The speed with which environmental issues have been wiped off the political agenda in the face of the rising fuel and energy prices may have been predictable but is nonetheless remarkable. The public is caught between Gordon Brown almost dropping on one knee to beg the Saudis to increase production and opposition spokesmen cashing in on the government’s discomfort without offering any alternative whatsoever. No one cynicism about politicians is becoming universal.
Indeed, even those, like me, who are willing to defend politicians in recognition of the difficult job they have to do, are beginning to despair over the lack of any serious reflection about the impact of the rising fuel prices other than the search for short term palliatives. Surely this is an opportunity for the braver ones to get up and say something that views this situation over a slightly longer period than tomorrow’s Daily Mail headlines. For a start, given that both Labour and Conservatives are totally wedded to the idea of the market, is not the rise a perfect example of the market mechanism telling us that fuel is becoming a much sought after commodity because demand is beginning to exceed supply? And surely today’s politicians no longer try to buck the market.
The most dispiriting aspect of the events of the past few weeks is not only the lack of any intellectual rigour and the pandering to the basest immediate political interests, but it is the lack of any insight about the long term situation. For a start, neither party, though, is stating the obvious. If the era of cheap fuel is really at an end, then not only will this have an effect on every mode of transport, but government policies must change in their wake. If transport becomes a more significant expense both for individuals and goods, then minimising the distance that either travel will become an imperative. Planning policies will then need to accommodate this notion. People will no longer want to travel 20 – or even 10 – miles to the nearest supermarket if the money they save is less than the cost of the petrol.
The strongest initial impact will be on aviation There is no doubt that a permanent increase in the cost of flying which, say, doubles a transatlantic fare from an average of £250 to £500 puts the need for a third runway at Heathrow into question. Michael O’Leary, the irascible boss of Ryanair, may sound ever bullish about his company’s future but he may now pay a heavy price for his ‘sod the customer’ attitude that has made. Those stag parties to Estonia will be the first to go, but a recession will also greatly reduce the number of Poles hopping on his planes to come here to work. Will he end up regretting that his company is only
half way through its order for 281 Boeing 737-800s?
For the railways, the outcome of the increase in energy prices, together with the strong possibility of an economic downturn, if not a full blown recession, is more difficult to call. On the one hand, railways do badly in a recession. The relationship between economic growth and rise in the number of passengers on the railway has always been very strong. However, to some extent that link has already been broken. The massive increase in numbers over the past decade has been above the normal trend line, because there are push factors such as the growing congestion on the roads and the fact that more people can afford train travel rather than, say, coaches thanks to the large number of cheap fares available for people booking in advance. For a time, too, during the five years of the fuel tax escalator which ended in 2000, along with the RPI – 1 formula for season tickets and savers which was ended in, until the formula was changed to RPI + 1, the railways were becoming relatively cheaper relative to the cost of motoring.

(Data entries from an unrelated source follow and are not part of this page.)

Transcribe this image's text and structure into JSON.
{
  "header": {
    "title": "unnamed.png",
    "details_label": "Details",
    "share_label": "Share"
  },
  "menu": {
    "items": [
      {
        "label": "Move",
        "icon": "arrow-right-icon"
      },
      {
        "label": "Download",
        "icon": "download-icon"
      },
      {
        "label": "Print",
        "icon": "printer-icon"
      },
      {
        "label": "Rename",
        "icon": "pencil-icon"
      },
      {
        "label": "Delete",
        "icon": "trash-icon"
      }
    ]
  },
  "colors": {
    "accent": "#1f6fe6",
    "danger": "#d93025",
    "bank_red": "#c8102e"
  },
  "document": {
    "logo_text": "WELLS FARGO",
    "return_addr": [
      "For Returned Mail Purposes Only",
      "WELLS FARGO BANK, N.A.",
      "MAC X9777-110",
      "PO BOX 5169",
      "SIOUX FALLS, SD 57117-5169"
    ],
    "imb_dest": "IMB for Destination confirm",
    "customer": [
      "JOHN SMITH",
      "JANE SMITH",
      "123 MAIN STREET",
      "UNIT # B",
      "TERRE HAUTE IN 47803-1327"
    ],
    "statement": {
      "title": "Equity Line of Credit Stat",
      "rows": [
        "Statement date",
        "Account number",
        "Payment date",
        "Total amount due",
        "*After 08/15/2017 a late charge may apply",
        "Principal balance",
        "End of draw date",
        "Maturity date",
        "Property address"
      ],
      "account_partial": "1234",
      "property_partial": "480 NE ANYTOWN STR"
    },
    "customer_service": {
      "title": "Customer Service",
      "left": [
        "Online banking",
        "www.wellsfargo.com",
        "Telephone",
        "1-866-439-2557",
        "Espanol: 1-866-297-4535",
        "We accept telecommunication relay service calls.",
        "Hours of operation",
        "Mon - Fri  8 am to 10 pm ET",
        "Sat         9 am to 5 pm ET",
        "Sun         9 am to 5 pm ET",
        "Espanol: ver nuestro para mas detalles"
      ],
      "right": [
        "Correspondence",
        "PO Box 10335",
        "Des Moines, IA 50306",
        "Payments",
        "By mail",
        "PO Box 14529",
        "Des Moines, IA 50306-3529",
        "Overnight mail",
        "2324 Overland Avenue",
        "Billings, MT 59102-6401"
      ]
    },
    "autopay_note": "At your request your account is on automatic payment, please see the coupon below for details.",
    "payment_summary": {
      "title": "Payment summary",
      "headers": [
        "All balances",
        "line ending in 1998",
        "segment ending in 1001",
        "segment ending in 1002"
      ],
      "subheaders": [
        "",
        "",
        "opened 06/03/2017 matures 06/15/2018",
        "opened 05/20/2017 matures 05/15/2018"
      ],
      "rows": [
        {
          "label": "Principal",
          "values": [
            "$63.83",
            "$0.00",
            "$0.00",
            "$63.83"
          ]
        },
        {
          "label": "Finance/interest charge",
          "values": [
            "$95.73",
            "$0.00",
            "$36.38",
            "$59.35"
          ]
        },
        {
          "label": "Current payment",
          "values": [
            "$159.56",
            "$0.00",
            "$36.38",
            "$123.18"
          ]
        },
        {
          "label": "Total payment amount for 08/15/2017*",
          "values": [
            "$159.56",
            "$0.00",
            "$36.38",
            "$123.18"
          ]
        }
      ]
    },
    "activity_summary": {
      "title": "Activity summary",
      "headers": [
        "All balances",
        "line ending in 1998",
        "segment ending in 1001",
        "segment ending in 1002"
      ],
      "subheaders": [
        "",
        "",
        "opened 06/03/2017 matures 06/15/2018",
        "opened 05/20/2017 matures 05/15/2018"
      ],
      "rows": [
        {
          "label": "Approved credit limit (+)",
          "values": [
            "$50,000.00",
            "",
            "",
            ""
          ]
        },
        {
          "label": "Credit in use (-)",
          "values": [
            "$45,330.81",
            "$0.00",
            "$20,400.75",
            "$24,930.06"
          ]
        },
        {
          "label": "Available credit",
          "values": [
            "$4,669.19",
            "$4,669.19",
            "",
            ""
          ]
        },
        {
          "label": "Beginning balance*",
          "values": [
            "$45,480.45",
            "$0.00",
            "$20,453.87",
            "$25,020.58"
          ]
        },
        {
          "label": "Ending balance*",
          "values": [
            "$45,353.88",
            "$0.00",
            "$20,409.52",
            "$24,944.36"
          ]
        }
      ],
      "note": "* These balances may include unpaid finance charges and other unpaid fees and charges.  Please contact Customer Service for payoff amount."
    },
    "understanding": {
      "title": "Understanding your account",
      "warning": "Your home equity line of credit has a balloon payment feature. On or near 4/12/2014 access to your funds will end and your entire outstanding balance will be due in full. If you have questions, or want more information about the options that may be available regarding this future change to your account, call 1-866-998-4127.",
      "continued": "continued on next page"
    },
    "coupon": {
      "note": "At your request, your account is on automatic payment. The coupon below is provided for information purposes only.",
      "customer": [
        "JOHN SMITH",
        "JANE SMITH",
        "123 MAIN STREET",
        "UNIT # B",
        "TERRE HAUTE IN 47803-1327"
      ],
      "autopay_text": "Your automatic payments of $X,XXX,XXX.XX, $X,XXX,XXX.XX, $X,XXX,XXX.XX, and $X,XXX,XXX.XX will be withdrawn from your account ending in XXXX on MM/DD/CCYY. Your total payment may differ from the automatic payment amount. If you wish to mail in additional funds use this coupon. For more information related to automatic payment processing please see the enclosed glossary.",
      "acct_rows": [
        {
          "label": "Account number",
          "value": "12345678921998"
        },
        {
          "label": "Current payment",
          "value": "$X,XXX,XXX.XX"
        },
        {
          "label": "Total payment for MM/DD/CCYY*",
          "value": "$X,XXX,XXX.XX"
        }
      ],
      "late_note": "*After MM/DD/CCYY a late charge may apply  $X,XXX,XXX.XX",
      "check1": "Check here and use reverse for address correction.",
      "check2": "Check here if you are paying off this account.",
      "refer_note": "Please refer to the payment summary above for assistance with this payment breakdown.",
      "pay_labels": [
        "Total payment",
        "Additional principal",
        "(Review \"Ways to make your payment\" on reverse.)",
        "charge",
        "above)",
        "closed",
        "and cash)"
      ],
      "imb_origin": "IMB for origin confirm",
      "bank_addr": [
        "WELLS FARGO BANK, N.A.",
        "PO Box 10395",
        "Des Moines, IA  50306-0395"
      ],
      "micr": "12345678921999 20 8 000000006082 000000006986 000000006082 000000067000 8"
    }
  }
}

On the other hand, much railway travel is discretionary and that market could shrink dramatically. Moreover, the rail companies are having to impose above inflation fares rises in order to meet onerous franchise payments. My guess is that passenger growth will tail off and that the operators will come under increasing financial pressure but they will partly be cushioned by the exceptional growth in the past couple of years.
As for the roads, the number of cars travelling on them is likely to stop growing or even reduce, possibly easing pressure on the roads. Investment, therefore, should be channelled ever more towards fuel-efficient means of transport, from walking and cycling to the railways and buses. The business case for new roads may become far less attractive and putative benefit cost ratios could fall dramatically.
There is no evidence that the Department for Transport is looking at any of this. Its policies are still based on Yet, the Department for Transport’s models are still based on the notion that fuel prices will be in the order of $65 – $70 for the whole of the 2010s, half the current price. Admittedly no one predicted the sharp rise in fuel prices, but that does not excuse the complete absence of political debate and discourse on the subject other than pathetic attempt to soften the blow for supposedly deeply suffering motorists. The potential transport revolution is passing the politicians by, even though it will undoubtedly result in major changes in the pattern of demand.